Гитл и камень Андромеды (Исакова) - страница 12

Однако чего это я застряла перед окном парикмахерской? Не главная же это достопримечательность! Вон аптека на углу. Год открытия — 1937. Так написано в витрине. Значит, решила я, хозяин должен быть немцем. В том году сюда ехали в основном немецкие евреи.

В Израиле история мира, она наглядная. Случился погром в Кишиневе — вскочил на древней земле кибуц. Произошел раздел Польши — образовался поселок. Пришел к власти некто Шикльгрубер — на улице Шенкин появилась аптека. А парикмахерская, перед которой я только что стояла, очевидно, обязана своим существованием румынской неразберихе времен отречения короля Михая. И так — с начала времен. Потоп — ковчег, пирамиды — манна с перепелками, они нам порушат Храм, мы им развесим арфы по вербам. Какая уж тут плановая экономика!

Правда, со временем наше государство научилось держать удар. Гомулка погнал своих жидов, но выскочили они уже не в центральных городах Израиля, а в провинциальных. И мы, русские евреи, железную стену пробили, а местную ватную стенку разворошить оказались не в силах. Аукнулось громко, по всему миру шел о нас крик, а откликнулось разве что в Петах-Тикве, да еще в хайфских Крайотах, месте и вовсе невозможном.

Насчет аптеки я угадала. Хозяин, мрачный мужчина в очках с металлической оправой, говорил на иврите с тяжелым немецким акцентом. Анальгина, разумеется, нет. То, что они тут принимают от головной боли, называется как-то иначе, но как?

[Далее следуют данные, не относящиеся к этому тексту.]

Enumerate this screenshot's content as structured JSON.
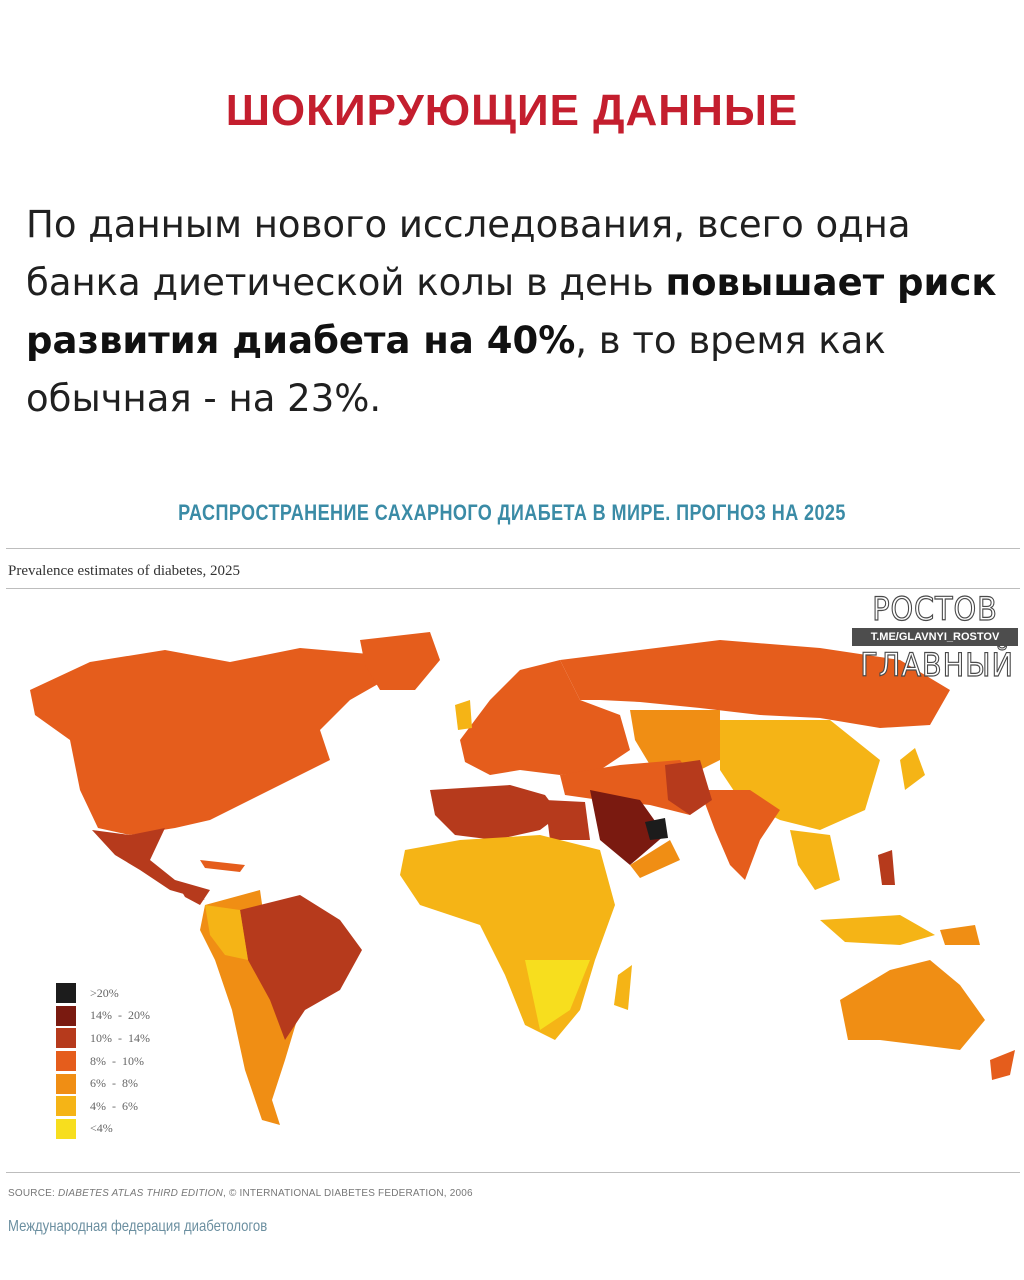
{
  "header": {
    "title": "ШОКИРУЮЩИЕ ДАННЫЕ"
  },
  "lead": {
    "part1": "По данным нового исследования, всего одна банка диетической колы в день ",
    "bold": "повышает риск развития диабета на 40%",
    "part2": ", в то время как обычная - на 23%."
  },
  "map": {
    "title": "РАСПРОСТРАНЕНИЕ САХАРНОГО ДИАБЕТА В МИРЕ. ПРОГНОЗ НА 2025",
    "subtitle": "Prevalence estimates of diabetes, 2025",
    "legend": [
      {
        "label": ">20%",
        "color": "#1c1c1c"
      },
      {
        "label": "14%  -  20%",
        "color": "#7a1a10"
      },
      {
        "label": "10%  -  14%",
        "color": "#b63a1c"
      },
      {
        "label": "8%  -  10%",
        "color": "#e55d1c"
      },
      {
        "label": "6%  -  8%",
        "color": "#f08e14"
      },
      {
        "label": "4%  -  6%",
        "color": "#f5b416"
      },
      {
        "label": "<4%",
        "color": "#f7de1e"
      }
    ]
  },
  "source": {
    "prefix": "SOURCE: ",
    "atlas": "DIABETES ATLAS THIRD EDITION",
    "rest": ", © INTERNATIONAL DIABETES FEDERATION, 2006"
  },
  "federation": "Международная федерация диабетологов",
  "watermark": {
    "top": "РОСТОВ",
    "link": "T.ME/GLAVNYI_ROSTOV",
    "bottom": "ГЛАВНЫЙ"
  }
}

Второй год я пыталась это выяснить, обходясь мокрым полотенцем. Анальгин! Голова! Шмерце! Нет, парацетамоль не помогает, ни вообще, ни в частности. Ну хорошо! Немцам помогает, а русским — ни за что! Почему наркотик? Зачем мне наркотик? С какой стати гашиш? Не продаешь анальгин, и не надо! До чего противный тип!

Вот, написала эти строчки и подумала: значит, уже тогда на сонной улице Шенкин курили дурь, заглатывали колеса, баловались наркотой. Иначе — почему именно там бдительный немец-аптекарь задал мне этот вопрос? Где только я не искала этот проклятый анальгин! И никто нигде, кроме как в этой аптеке, даже и не подумал о гашише! А возможно, именно на улице Шенкин наркотики существовали в потенции, желание баловаться ими висело в воздухе и призывало к себе еще не существовавших тогда в этих местах курителей опиума. Более того, можно предположить, что именно этот подозрительный немецкий аптекарь и привез с собой из Берлина микроб опиумного дурмана, миазму наркозависимости. Не будь его, на улице Шенкин могли поселиться не молодые обормоты, остро нуждающиеся в галлюциногенах, а солидные граждане, убивающие время за карточным столом и поеданием румынских бифштексов. Но — вот: Берлин горит, аптекарь — бежит, трясется, едет, плывет и везет с собой в тихую провинциальную Палестину страх перед гашишем и кокаином. Или привычку к ним свободно мыслящего берлинера. Покупает аптеку на улице Шенкин, спрашивает у случайных клиентов, таких как я, например: «Вы что, ищете наркотики?» Мысль западает в головы, ищущие находятся, собираются в кучки, снимают рядом друг с другом квартирки, благо они тут были дешевые. И возникает нынешняя улица Шенкин со всем ее дурманом.